Not easily as far as I know. But it may have change since I’ve look into it.

It’s all in the code:

github.com

mcrudelis/archivist/blob/master/Archivist_restorer.sh#L12-L15


      
          echo "What to do with that backup file ?"
          echo "1) Extract inplace for manual exploration (Run as root to restore permissions)."
          echo "2) Restore a regular backup to its destination."
          echo "3) Restore a YunoHost backup."

If it works, I’m not against any improvement.

wbk · January 20, 2024, 11:00am

I didn’t search the forum to see whether there’s a more actual conversation about this subject, sorry for raising the dead

Instead of implementing compression in code, could it be implemented in the filesystem?

There is a relatively large number of compression FUSE options, apt search fuse compres gives a not-optimized list of related packages (not optimized, as, showing packages that are not useful and probably missing a few that are useful), a cursory search on the 'Net gives many more.

The different modules offer different options, not all of them writing as well as reading, so not all of them would be a match.

The benefit would be that for all means and purposes, the compressed archives should be transparent to other applications. Accessing them would incur some penalty in RAM/CPU, but in many cases CPU speed is better than disk speed so it could even be faster than regular file access. In the end, it is mostly data at rest, so some penalty would probably not be a major hurdle.

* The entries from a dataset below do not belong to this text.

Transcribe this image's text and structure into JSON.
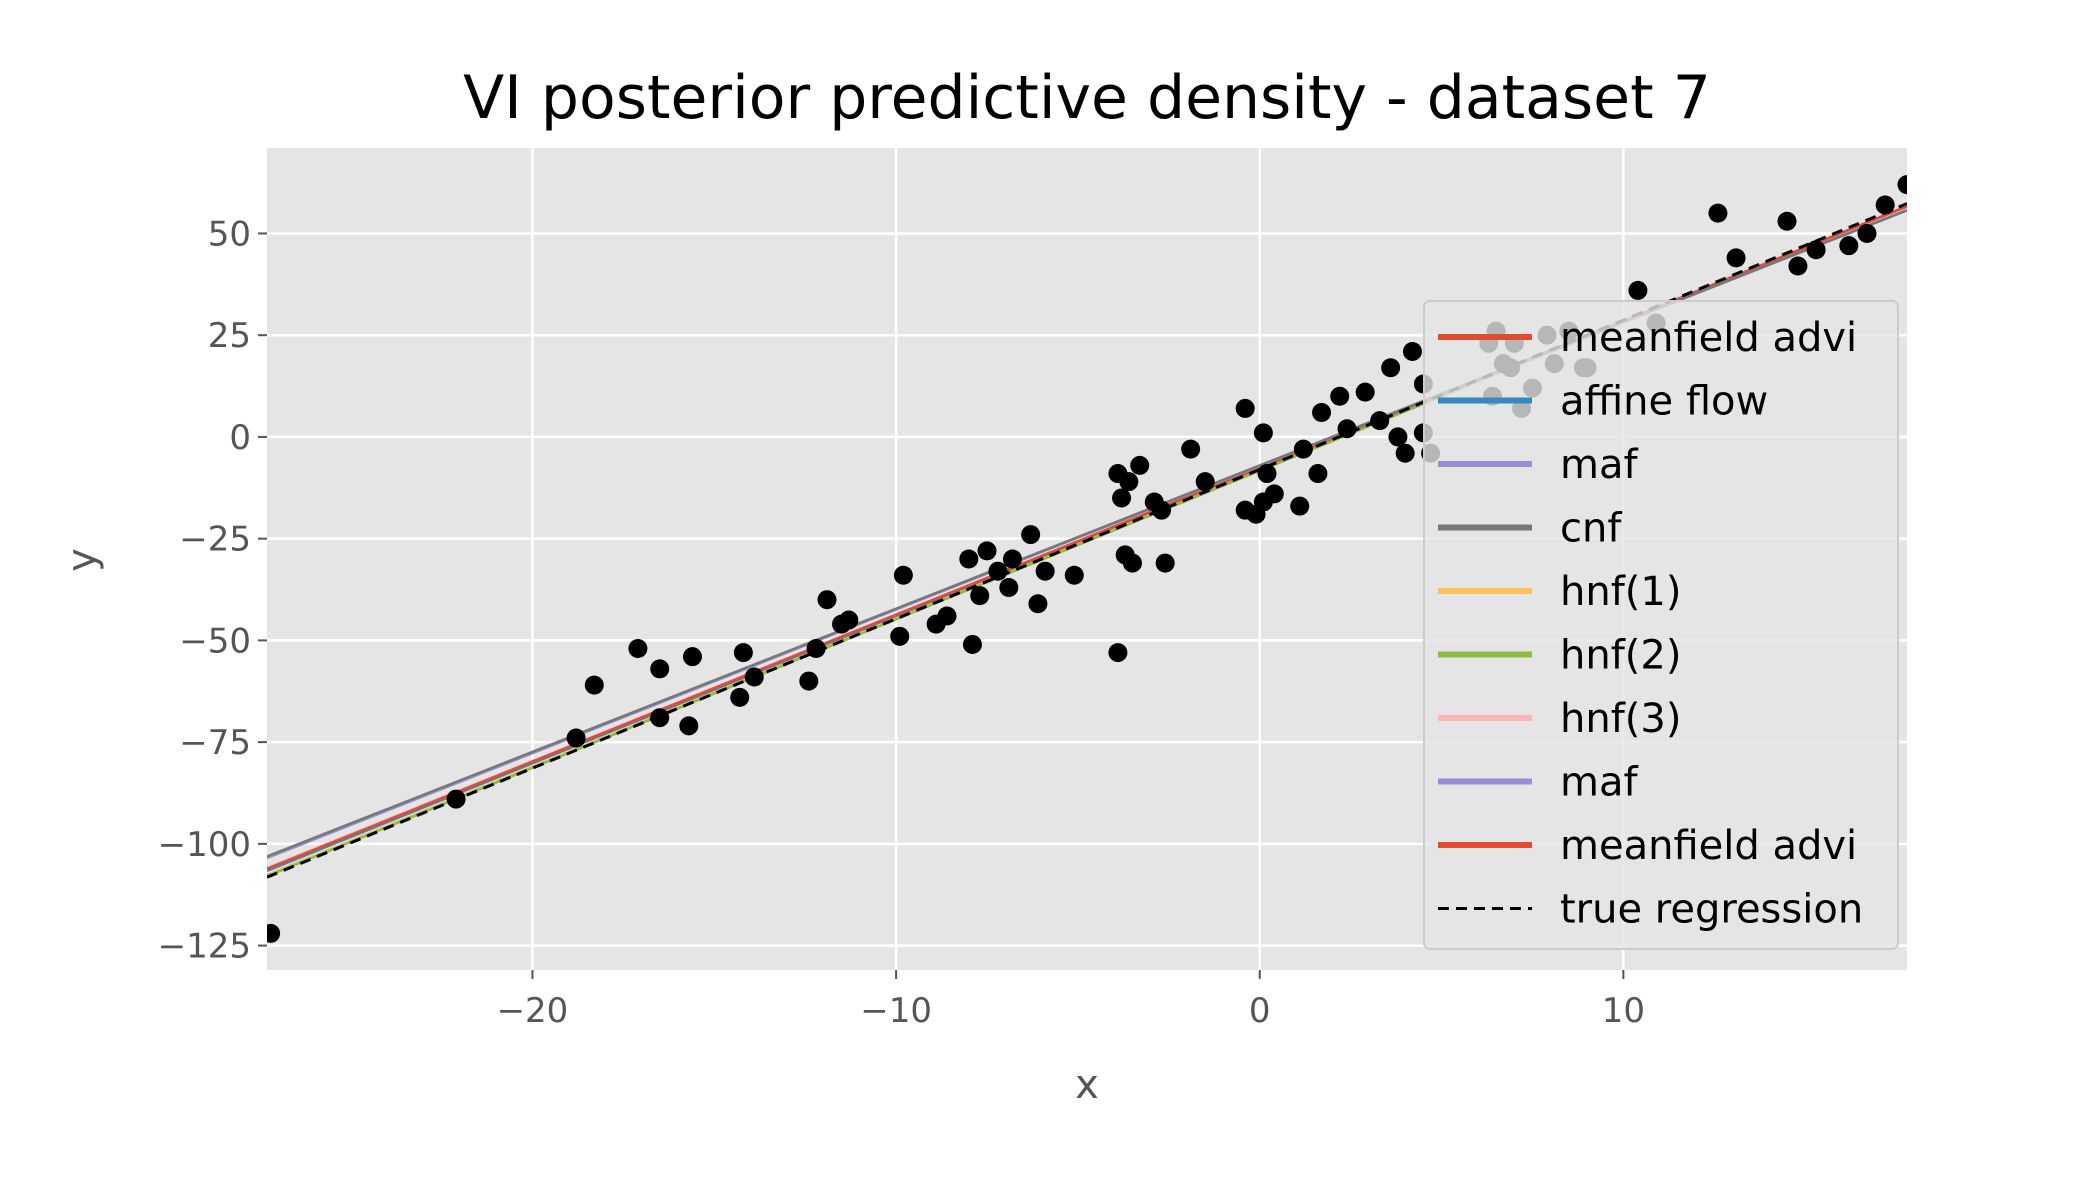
{
  "chart_data": {
    "type": "scatter",
    "title": "VI posterior predictive density - dataset 7",
    "xlabel": "x",
    "ylabel": "y",
    "xlim": [
      -27.3,
      17.8
    ],
    "ylim": [
      -131,
      71
    ],
    "xticks": [
      -20,
      -10,
      0,
      10
    ],
    "yticks": [
      50,
      25,
      0,
      -25,
      -50,
      -75,
      -100,
      -125
    ],
    "xtick_labels": [
      "−20",
      "−10",
      "0",
      "10"
    ],
    "ytick_labels": [
      "50",
      "25",
      "0",
      "−25",
      "−50",
      "−75",
      "−100",
      "−125"
    ],
    "grid": true,
    "background": "#e5e5e5",
    "legend_position": "center-right",
    "points": {
      "color": "#000000",
      "x": [
        -27.2,
        -22.1,
        -18.8,
        -18.3,
        -17.1,
        -16.5,
        -16.5,
        -15.7,
        -15.6,
        -14.3,
        -14.2,
        -13.9,
        -12.4,
        -12.2,
        -11.9,
        -11.5,
        -11.3,
        -9.9,
        -9.8,
        -8.9,
        -8.6,
        -8.0,
        -7.9,
        -7.7,
        -7.5,
        -7.2,
        -6.9,
        -6.8,
        -6.3,
        -6.1,
        -5.9,
        -5.1,
        -3.9,
        -3.9,
        -3.8,
        -3.7,
        -3.6,
        -3.5,
        -3.3,
        -2.9,
        -2.7,
        -2.6,
        -1.9,
        -1.5,
        -0.4,
        -0.4,
        -0.1,
        0.1,
        0.1,
        0.2,
        0.4,
        1.1,
        1.2,
        1.6,
        1.7,
        2.2,
        2.4,
        2.9,
        3.3,
        3.6,
        3.8,
        4.0,
        4.2,
        4.5,
        4.5,
        4.7,
        6.3,
        6.4,
        6.5,
        6.7,
        6.9,
        7.0,
        7.2,
        7.5,
        7.9,
        8.1,
        8.5,
        8.9,
        9.0,
        10.4,
        10.9,
        12.6,
        13.1,
        14.5,
        14.8,
        15.3,
        16.2,
        16.7,
        17.2,
        17.8
      ],
      "y": [
        -122,
        -89,
        -74,
        -61,
        -52,
        -57,
        -69,
        -71,
        -54,
        -64,
        -53,
        -59,
        -60,
        -52,
        -40,
        -46,
        -45,
        -49,
        -34,
        -46,
        -44,
        -30,
        -51,
        -39,
        -28,
        -33,
        -37,
        -30,
        -24,
        -41,
        -33,
        -34,
        -53,
        -9,
        -15,
        -29,
        -11,
        -31,
        -7,
        -16,
        -18,
        -31,
        -3,
        -11,
        7,
        -18,
        -19,
        -16,
        1,
        -9,
        -14,
        -17,
        -3,
        -9,
        6,
        10,
        2,
        11,
        4,
        17,
        0,
        -4,
        21,
        13,
        1,
        -4,
        23,
        10,
        26,
        18,
        17,
        23,
        7,
        12,
        25,
        18,
        26,
        17,
        17,
        36,
        28,
        55,
        44,
        53,
        42,
        46,
        47,
        50,
        57,
        62
      ]
    },
    "series": [
      {
        "name": "meanfield advi",
        "color": "#e24a33",
        "slope": 3.61,
        "intercept": -7.6
      },
      {
        "name": "affine flow",
        "color": "#348abd",
        "slope": 3.62,
        "intercept": -7.8
      },
      {
        "name": "maf",
        "color": "#988ed5",
        "slope": 3.53,
        "intercept": -7.1
      },
      {
        "name": "cnf",
        "color": "#777777",
        "slope": 3.52,
        "intercept": -7.0
      },
      {
        "name": "hnf(1)",
        "color": "#fbc15e",
        "slope": 3.64,
        "intercept": -8.2
      },
      {
        "name": "hnf(2)",
        "color": "#8eba42",
        "slope": 3.65,
        "intercept": -8.3
      },
      {
        "name": "hnf(3)",
        "color": "#ffb5b8",
        "slope": 3.6,
        "intercept": -7.6
      },
      {
        "name": "maf",
        "color": "#988ed5",
        "slope": 3.53,
        "intercept": -7.1
      },
      {
        "name": "meanfield advi",
        "color": "#e24a33",
        "slope": 3.61,
        "intercept": -7.6
      },
      {
        "name": "true regression",
        "color": "#000000",
        "dashed": true,
        "slope": 3.67,
        "intercept": -8.0
      }
    ]
  }
}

Lapineige · January 20, 2024, 2:15pm

Well in that case I would install the whole system on a Btrfs filesystem, with Zstandard compression enabled.
This doesn’t solve the issue of downloading a very big archive instead of a tiny one, to offload those backups. It’s very critical on slow internet connections.

wbk · January 20, 2024, 8:03pm

I must have skipped over that requirement in the rest of thread

Even so, my suggestion was not a one size fits all solution, but only thrown in in case it was overlooked.

When downloading the backups it would be beneficial to have minimal network traffic, I see the disadvantage. Would the backups not be available as regular archives when circumventing the FUSE mount point?

Lapineige · January 20, 2024, 9:55pm

It wasn’t really expressed

But yes, your proposal is interesting, I just feel like it’s 2 step backwards compared to what we had previously (one because there is no compression out of the box, two because you have a complicated extra step to have it back, partly).

I’m not sure to understand your point, but if you download uncompressed file, the source filesystem doesn’t matter.